Rabu Pekan Biasa XXIII

Bacaan Injil Luk 6:20-26

Lalu Yesus memandang murid-murid-Nya dan berkata: “Berbahagialah, hai kamu yang miskin, karena kamulah yang empunya Kerajaan Allah.
Berbahagialah, hai kamu yang sekarang ini lapar, karena kamu akan dipuaskan. Berbahagialah, hai kamu yang sekarang ini menangis, karena kamu akan tertawa.
Berbahagialah kamu, jika karena Anak Manusia orang membenci kamu, dan jika mereka mengucilkan kamu, dan mencela kamu serta menolak namamu sebagai sesuatu yang jahat.
Bersukacitalah pada waktu itu dan bergembiralah, sebab sesungguhnya, upahmu besar di sorga; karena secara demikian juga nenek moyang mereka telah memperlakukan para nabi.
Tetapi celakalah kamu, hai kamu yang kaya, karena dalam kekayaanmu kamu telah memperoleh penghiburanmu.
Celakalah kamu, yang sekarang ini kenyang, karena kamu akan lapar. Celakalah kamu, yang sekarang ini tertawa, karena kamu akan berdukacita dan menangis.
Celakalah kamu, jika semua orang memuji kamu; karena secara demikian juga nenek moyang mereka telah memperlakukan nabi-nabi palsu.”

Renungan

Injil hari ini menyingkapkan kepada kita sebuah jalan yang berbeda dari logika dunia. Yesus memandang murid-murid-Nya dengan penuh kasih dan berkata, “Berbahagialah kamu yang miskin, karena kamulah yang empunya Kerajaan Allah.” Kata-kata ini mungkin terasa paradoksal, sebab di dunia ini kita sering melihat bahwa orang yang dianggap bahagia adalah mereka yang berkelimpahan, yang tidak kekurangan apa pun, yang hidup dalam kenyamanan. Namun Yesus membalikkan cara pandang itu dan menegaskan bahwa kebahagiaan sejati justru ditemukan dalam keterbukaan hati, dalam sikap rendah hati yang mengandalkan Allah semata.

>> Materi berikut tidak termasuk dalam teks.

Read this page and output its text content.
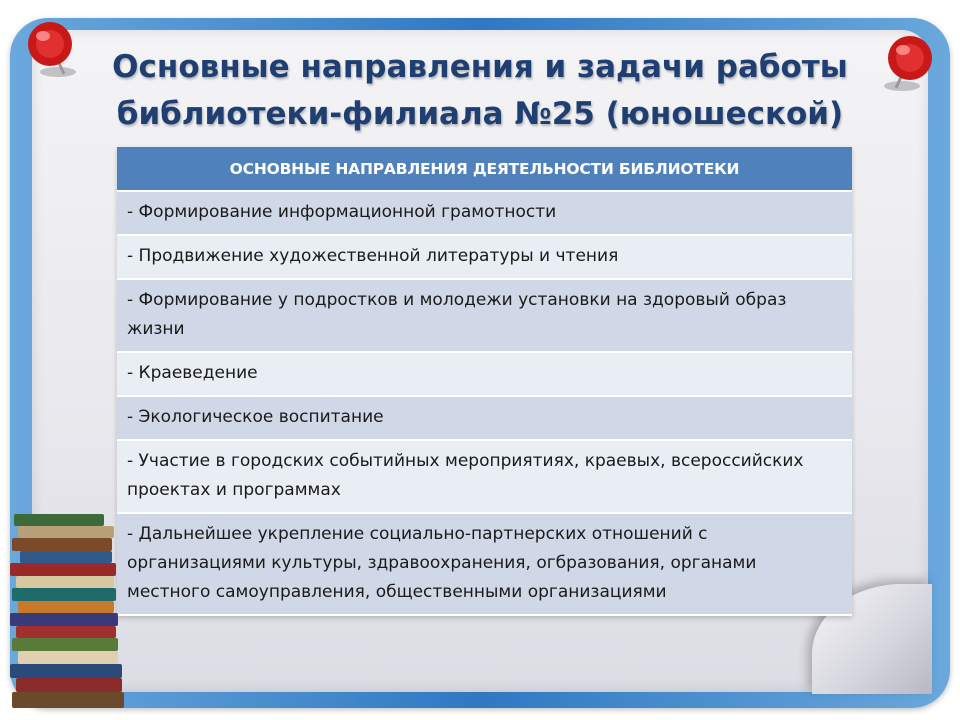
Основные направления и задачи работы
библиотеки-филиала №25 (юношеской)
ОСНОВНЫЕ НАПРАВЛЕНИЯ ДЕЯТЕЛЬНОСТИ БИБЛИОТЕКИ
- Формирование информационной грамотности
- Продвижение художественной литературы и чтения
- Формирование у подростков и молодежи установки на здоровый образ жизни
- Краеведение
- Экологическое воспитание
- Участие в городских событийных мероприятиях, краевых, всероссийских проектах и программах
- Дальнейшее укрепление социально-партнерских отношений с организациями культуры, здравоохранения, огбразования, органами местного самоуправления, общественными организациями
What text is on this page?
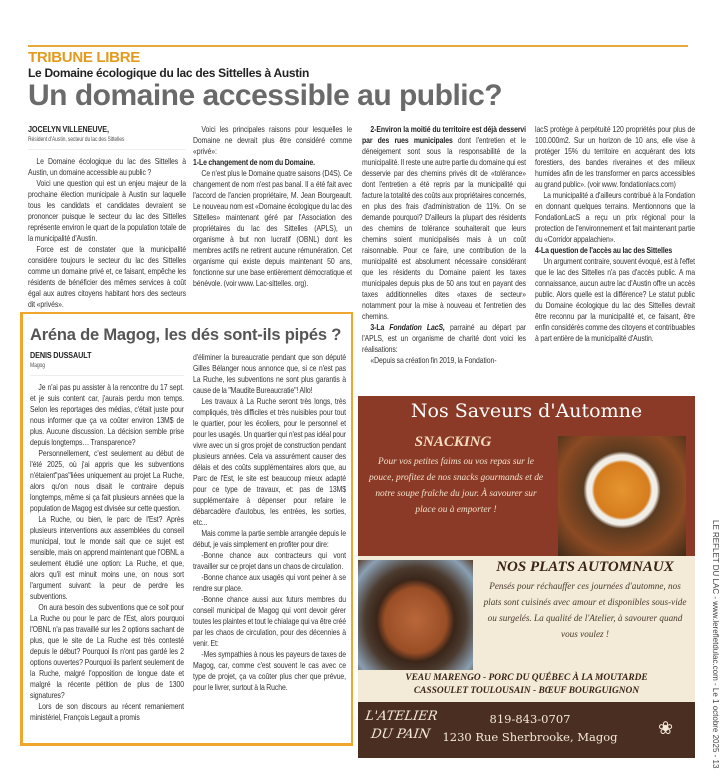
TRIBUNE LIBRE
Le Domaine écologique du lac des Sittelles à Austin
Un domaine accessible au public?

JOCELYN VILLENEUVE,

Résident d'Austin, secteur du lac des Sittelles

Le Domaine écologique du lac des Sittelles à Austin, un domaine accessible au public ?

Voici une question qui est un enjeu majeur de la prochaine élection municipale à Austin sur laquelle tous les candidats et candidates devraient se prononcer puisque le secteur du lac des Sittelles représente environ le quart de la population totale de la municipalité d'Austin.

Force est de constater que la municipalité considère toujours le secteur du lac des Sittelles comme un domaine privé et, ce faisant, empêche les résidents de bénéficier des mêmes services à coût égal aux autres citoyens habitant hors des secteurs dit «privés».

Voici les principales raisons pour lesquelles le Domaine ne devrait plus être considéré comme «privé»:

1-Le changement de nom du Domaine.

Ce n'est plus le Domaine quatre saisons (D4S). Ce changement de nom n'est pas banal. Il a été fait avec l'accord de l'ancien propriétaire, M. Jean Bourgeault. Le nouveau nom est «Domaine écologique du lac des Sittelles» maintenant géré par l'Association des propriétaires du lac des Sittelles (APLS), un organisme à but non lucratif (OBNL) dont les membres actifs ne retirent aucune rémunération. Cet organisme qui existe depuis maintenant 50 ans, fonctionne sur une base entièrement démocratique et bénévole. (voir www. Lac-sittelles. org).

2-Environ la moitié du territoire est déjà desservi par des rues municipales dont l'entretien et le déneigement sont sous la responsabilité de la municipalité. Il reste une autre partie du domaine qui est desservie par des chemins privés dit de «tolérance» dont l'entretien a été repris par la municipalité qui facture la totalité des coûts aux propriétaires concernés, en plus des frais d'administration de 11%. On se demande pourquoi? D'ailleurs la plupart des résidents des chemins de tolérance souhaiterait que leurs chemins soient municipalisés mais à un coût raisonnable. Pour ce faire, une contribution de la municipalité est absolument nécessaire considérant que les résidents du Domaine paient les taxes municipales depuis plus de 50 ans tout en payant des taxes additionnelles dites «taxes de secteur» notamment pour la mise à nouveau et l'entretien des chemins.

3-La Fondation LacS, parrainé au départ par l'APLS, est un organisme de charité dont voici les réalisations:

«Depuis sa création fin 2019, la Fondation-

lacS protège à perpétuité 120 propriétés pour plus de 100.000m2. Sur un horizon de 10 ans, elle vise à protéger 15% du territoire en acquérant des lots forestiers, des bandes riveraines et des milieux humides afin de les transformer en parcs accessibles au grand public». (voir www. fondationlacs.com)

La municipalité a d'ailleurs contribué à la Fondation en donnant quelques terrains. Mentionnons que la FondationLacS a reçu un prix régional pour la protection de l'environnement et fait maintenant partie du «Corridor appalachien».

4-La question de l'accès au lac des Sittelles

Un argument contraire, souvent évoqué, est à l'effet que le lac des Sittelles n'a pas d'accès public. A ma connaissance, aucun autre lac d'Austin offre un accès public. Alors quelle est la différence? Le statut public du Domaine écologique du lac des Sittelles devrait être reconnu par la municipalité et, ce faisant, être enfin considérés comme des citoyens et contribuables à part entière de la municipalité d'Austin.

Aréna de Magog, les dés sont-ils pipés ?

DENIS DUSSAULT

Magog

Je n'ai pas pu assister à la rencontre du 17 sept. et je suis content car, j'aurais perdu mon temps. Selon les reportages des médias, c'était juste pour nous informer que ça va coûter environ 13M$ de plus. Aucune discussion. La décision semble prise depuis longtemps… Transparence?

Personnellement, c'est seulement au début de l'été 2025, où j'ai appris que les subventions n'étaient"pas"liées uniquement au projet La Ruche, alors qu'on nous disait le contraire depuis longtemps, même si ça fait plusieurs années que la population de Magog est divisée sur cette question.

La Ruche, ou bien, le parc de l'Est? Après plusieurs interventions aux assemblées du conseil municipal, tout le monde sait que ce sujet est sensible, mais on apprend maintenant que l'OBNL a seulement étudié une option: La Ruche, et que, alors qu'il est minuit moins une, on nous sort l'argument suivant: la peur de perdre les subventions.

On aura besoin des subventions que ce soit pour La Ruche ou pour le parc de l'Est, alors pourquoi l'OBNL n'a pas travaillé sur les 2 options sachant de plus, que le site de La Ruche est très contesté depuis le début? Pourquoi ils n'ont pas gardé les 2 options ouvertes? Pourquoi ils parlent seulement de la Ruche, malgré l'opposition de longue date et malgré la récente pétition de plus de 1300 signatures?

Lors de son discours au récent remaniement ministériel, François Legault a promis

d'éliminer la bureaucratie pendant que son député Gilles Bélanger nous annonce que, si ce n'est pas La Ruche, les subventions ne sont plus garantis à cause de la "Maudite Bureaucratie"! Allo!

Les travaux à La Ruche seront très longs, très compliqués, très difficiles et très nuisibles pour tout le quartier, pour les écoliers, pour le personnel et pour les usagés. Un quartier qui n'est pas idéal pour vivre avec un si gros projet de construction pendant plusieurs années. Cela va assurément causer des délais et des coûts supplémentaires alors que, au Parc de l'Est, le site est beaucoup mieux adapté pour ce type de travaux, et: pas de 13M$ supplémentaire à dépenser pour refaire le débarcadère d'autobus, les entrées, les sorties, etc...

Mais comme la partie semble arrangée depuis le début, je vais simplement en profiter pour dire:

-Bonne chance aux contracteurs qui vont travailler sur ce projet dans un chaos de circulation.

-Bonne chance aux usagés qui vont peiner à se rendre sur place.

-Bonne chance aussi aux futurs membres du conseil municipal de Magog qui vont devoir gérer toutes les plaintes et tout le chialage qui va être créé par les chaos de circulation, pour des décennies à venir. Et:

-Mes sympathies à nous les payeurs de taxes de Magog, car, comme c'est souvent le cas avec ce type de projet, ça va coûter plus cher que prévue, pour le livrer, surtout à la Ruche.

Nos Saveurs d'Automne
SNACKING
Pour vos petites faims ou vos repas sur le pouce, profitez de nos snacks gourmands et de notre soupe fraîche du jour. À savourer sur place ou à emporter !
NOS PLATS AUTOMNAUX
Pensés pour réchauffer ces journées d'automne, nos plats sont cuisinés avec amour et disponibles sous-vide ou surgelés. La qualité de l'Atelier, à savourer quand vous voulez !
VEAU MARENGO - PORC DU QUÉBEC À LA MOUTARDE
CASSOULET TOULOUSAIN - BŒUF BOURGUIGNON
L'ATELIER
DU PAIN
819-843-0707
1230 Rue Sherbrooke, Magog	❀	LE REFLET DU LAC - www.lerefletdulac.com - Le 1 octobre 2025 - 13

Yesus melanjutkan, “Berbahagialah kamu yang sekarang lapar, karena kamu akan dipuaskan. Berbahagialah kamu yang sekarang menangis, karena kamu akan tertawa.” Inilah janji Allah yang meneguhkan bahwa penderitaan, kekurangan, dan tangisan tidak akan menjadi kata akhir dalam hidup orang beriman. Mereka yang lapar akan keadilan, lapar akan kebenaran, lapar akan kasih Allah, akan dipenuhi oleh rahmat-Nya. Mereka yang menangis karena luka kehidupan, karena ketidakadilan atau kehilangan, akan dihibur oleh pelukan kasih Allah. Sukacita yang sejati bukanlah tawa palsu yang sering ditawarkan dunia, melainkan sukacita yang lahir dari iman bahwa Allah hadir, bahwa Ia memperhatikan dan tidak meninggalkan umat-Nya.
Lebih jauh, Yesus juga menegaskan, “Berbahagialah kamu jika karena Anak Manusia orang membenci kamu, mengucilkan kamu, mencela kamu, dan menolak namamu sebagai sesuatu yang jahat.” Inilah sabda yang paling sulit diterima, karena siapa di antara kita yang ingin ditolak atau dihina? Namun Yesus mengingatkan bahwa kesetiaan kepada-Nya sering kali menuntut keberanian untuk berbeda dari arus dunia. Dunia mengagungkan kekuasaan, kekayaan, dan popularitas, tetapi Yesus mengajarkan kerendahan hati, pengorbanan, dan pelayanan. Maka, jika kita ditolak karena memilih jalan Kristus, itu bukanlah aib, melainkan sebuah anugerah. Yesus berkata, “Bersukacitalah pada waktu itu, sebab upahmu besar di surga.”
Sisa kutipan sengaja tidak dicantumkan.